Durant toute la phase de faiblesse du dollar, les actions des grandes entreprises américaines se sont particulièrement bien comportées. A contrario, une appréciation du dollar devrait avoir un effet négatif sur les bénéfices de ces entreprises, et plus particulièrement sur ceux des multinationales. En revanche, elle pourrait bénéficier aux exportateurs étrangers qui approvisionnent le marché américain, lequel reste l’un des plus gros marchés du monde en termes de consommation. 

Les valorisations n’ont pas partout atteint des niveaux record
et, si l’évolution du dollar se modifie, l’attrait des marchés étrangers pourrait être renforcé.

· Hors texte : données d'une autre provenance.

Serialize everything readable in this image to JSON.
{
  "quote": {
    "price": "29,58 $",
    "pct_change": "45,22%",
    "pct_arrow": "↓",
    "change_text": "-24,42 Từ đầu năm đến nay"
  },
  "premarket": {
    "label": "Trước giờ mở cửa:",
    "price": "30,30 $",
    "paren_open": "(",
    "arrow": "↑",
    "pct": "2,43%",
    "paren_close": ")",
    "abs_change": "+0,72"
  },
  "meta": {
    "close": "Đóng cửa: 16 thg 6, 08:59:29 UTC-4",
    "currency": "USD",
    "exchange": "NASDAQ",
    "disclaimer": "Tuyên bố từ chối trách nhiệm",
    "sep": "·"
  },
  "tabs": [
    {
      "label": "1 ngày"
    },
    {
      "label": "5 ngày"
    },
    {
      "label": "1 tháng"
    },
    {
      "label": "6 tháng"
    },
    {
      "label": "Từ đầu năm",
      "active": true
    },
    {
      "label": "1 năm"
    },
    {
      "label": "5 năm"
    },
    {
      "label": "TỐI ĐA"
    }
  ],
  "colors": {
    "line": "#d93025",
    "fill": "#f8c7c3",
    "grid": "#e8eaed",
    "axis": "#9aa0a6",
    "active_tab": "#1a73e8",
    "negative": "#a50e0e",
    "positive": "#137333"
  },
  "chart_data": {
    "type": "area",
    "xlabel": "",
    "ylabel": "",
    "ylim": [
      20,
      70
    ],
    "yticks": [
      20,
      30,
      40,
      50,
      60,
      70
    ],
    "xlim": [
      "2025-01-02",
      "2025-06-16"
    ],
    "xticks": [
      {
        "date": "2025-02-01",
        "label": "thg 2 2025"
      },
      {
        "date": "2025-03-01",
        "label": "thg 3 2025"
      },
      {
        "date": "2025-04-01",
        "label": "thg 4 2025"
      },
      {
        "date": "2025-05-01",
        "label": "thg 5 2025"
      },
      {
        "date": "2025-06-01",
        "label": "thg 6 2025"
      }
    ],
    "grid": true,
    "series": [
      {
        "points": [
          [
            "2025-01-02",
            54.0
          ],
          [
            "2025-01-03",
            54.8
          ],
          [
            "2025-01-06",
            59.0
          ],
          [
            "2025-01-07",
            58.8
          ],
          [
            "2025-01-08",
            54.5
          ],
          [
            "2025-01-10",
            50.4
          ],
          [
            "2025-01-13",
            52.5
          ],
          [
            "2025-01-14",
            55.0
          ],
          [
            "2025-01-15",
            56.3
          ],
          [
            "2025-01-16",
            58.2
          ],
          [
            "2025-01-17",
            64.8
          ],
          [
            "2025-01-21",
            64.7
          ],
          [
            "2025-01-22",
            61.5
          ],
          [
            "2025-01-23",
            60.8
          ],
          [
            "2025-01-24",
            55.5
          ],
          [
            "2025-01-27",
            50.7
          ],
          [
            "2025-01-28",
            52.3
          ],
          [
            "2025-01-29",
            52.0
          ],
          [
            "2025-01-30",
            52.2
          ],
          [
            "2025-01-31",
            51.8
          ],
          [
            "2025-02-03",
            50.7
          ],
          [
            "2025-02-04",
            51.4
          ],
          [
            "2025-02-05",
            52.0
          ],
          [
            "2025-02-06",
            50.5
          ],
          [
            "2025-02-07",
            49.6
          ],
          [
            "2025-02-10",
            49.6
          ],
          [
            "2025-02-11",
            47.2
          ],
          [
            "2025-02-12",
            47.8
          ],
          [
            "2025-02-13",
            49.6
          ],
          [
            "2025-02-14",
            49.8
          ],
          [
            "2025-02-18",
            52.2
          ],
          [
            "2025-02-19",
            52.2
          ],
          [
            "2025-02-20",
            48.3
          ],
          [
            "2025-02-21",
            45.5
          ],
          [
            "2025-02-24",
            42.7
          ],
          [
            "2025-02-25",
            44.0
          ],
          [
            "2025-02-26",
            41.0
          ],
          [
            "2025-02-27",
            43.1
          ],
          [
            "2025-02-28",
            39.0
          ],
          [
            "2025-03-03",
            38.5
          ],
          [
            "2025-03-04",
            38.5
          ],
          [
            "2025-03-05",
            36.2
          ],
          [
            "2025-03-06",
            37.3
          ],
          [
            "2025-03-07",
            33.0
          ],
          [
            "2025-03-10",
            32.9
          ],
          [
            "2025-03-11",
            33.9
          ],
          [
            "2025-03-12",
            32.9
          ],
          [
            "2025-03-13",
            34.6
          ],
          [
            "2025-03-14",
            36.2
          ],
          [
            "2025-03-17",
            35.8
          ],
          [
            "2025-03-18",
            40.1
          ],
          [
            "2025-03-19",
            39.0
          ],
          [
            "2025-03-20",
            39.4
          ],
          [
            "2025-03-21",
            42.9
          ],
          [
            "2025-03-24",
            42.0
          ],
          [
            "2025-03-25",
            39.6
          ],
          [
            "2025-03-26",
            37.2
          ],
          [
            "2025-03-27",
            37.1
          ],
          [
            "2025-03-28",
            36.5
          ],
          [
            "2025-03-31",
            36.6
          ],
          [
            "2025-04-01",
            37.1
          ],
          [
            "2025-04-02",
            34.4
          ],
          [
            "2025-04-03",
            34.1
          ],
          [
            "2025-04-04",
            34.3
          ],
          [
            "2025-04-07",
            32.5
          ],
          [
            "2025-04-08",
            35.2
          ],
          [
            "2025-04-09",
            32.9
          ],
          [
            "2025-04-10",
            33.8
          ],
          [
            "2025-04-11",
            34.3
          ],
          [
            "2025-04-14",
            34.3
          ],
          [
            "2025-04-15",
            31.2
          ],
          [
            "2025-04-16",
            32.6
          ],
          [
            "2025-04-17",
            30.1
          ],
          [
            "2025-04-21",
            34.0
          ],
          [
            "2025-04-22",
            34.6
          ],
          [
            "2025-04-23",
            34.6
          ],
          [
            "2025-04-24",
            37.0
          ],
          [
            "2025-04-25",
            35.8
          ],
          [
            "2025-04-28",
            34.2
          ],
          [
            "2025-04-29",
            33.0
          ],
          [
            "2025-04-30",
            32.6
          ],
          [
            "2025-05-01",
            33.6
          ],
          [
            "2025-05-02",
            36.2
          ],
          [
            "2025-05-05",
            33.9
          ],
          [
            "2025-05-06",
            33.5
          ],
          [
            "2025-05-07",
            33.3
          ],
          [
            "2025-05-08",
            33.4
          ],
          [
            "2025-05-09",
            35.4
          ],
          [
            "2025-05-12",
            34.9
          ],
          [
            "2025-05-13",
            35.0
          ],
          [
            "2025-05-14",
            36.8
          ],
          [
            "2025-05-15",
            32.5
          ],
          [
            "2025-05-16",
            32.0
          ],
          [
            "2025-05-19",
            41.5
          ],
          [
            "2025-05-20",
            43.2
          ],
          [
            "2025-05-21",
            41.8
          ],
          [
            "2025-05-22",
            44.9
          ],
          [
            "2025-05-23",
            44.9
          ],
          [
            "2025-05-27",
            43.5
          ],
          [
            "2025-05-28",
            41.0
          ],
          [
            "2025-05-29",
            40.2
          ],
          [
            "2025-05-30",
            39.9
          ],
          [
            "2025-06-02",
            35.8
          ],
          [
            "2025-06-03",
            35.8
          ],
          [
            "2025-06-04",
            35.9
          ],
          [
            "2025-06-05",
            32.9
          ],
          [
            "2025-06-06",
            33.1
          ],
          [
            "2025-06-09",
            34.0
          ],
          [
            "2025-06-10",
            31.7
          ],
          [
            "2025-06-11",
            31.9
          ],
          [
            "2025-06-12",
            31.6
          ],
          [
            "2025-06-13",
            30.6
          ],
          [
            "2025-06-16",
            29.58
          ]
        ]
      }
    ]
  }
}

La question de l’impact négatif de la hausse des taux américains sur les valorisations boursières élevées auxquelles les investisseurs en actions américaines se sont habitués a déjà été largement débattue. Cependant, il convient de ne pas oublier ceci: les valorisations n’ont pas partout atteint des niveaux record et, si l’évolution du dollar se modifie, l’attrait des marchés étrangers pourrait être renforcé, pour autant que le risque de change soit couvert. Les exportateurs européens et japonais, mesurés à l’aune de leurs indices couverts contre le risque de change, ont d’ailleurs déjà réagi positivement au récent rallye du dollar.

Cependant, le timing en matière de devises étant généralement mauvais, nous sommes intimement convaincus que la couverture du risque de change permet de neutraliser les mouvements des devises et qu’elle devrait donc être mise en œuvre de manière stratégique dans les allocations de portefeuille. La fermeté récente du dollar et le fait que nous anticipions une poursuite de cette tendance à un horizon de 12 mois, devraient être mis à profit pour procéder aux réallocations de portefeuille nécessaires aussi rapidement que possible.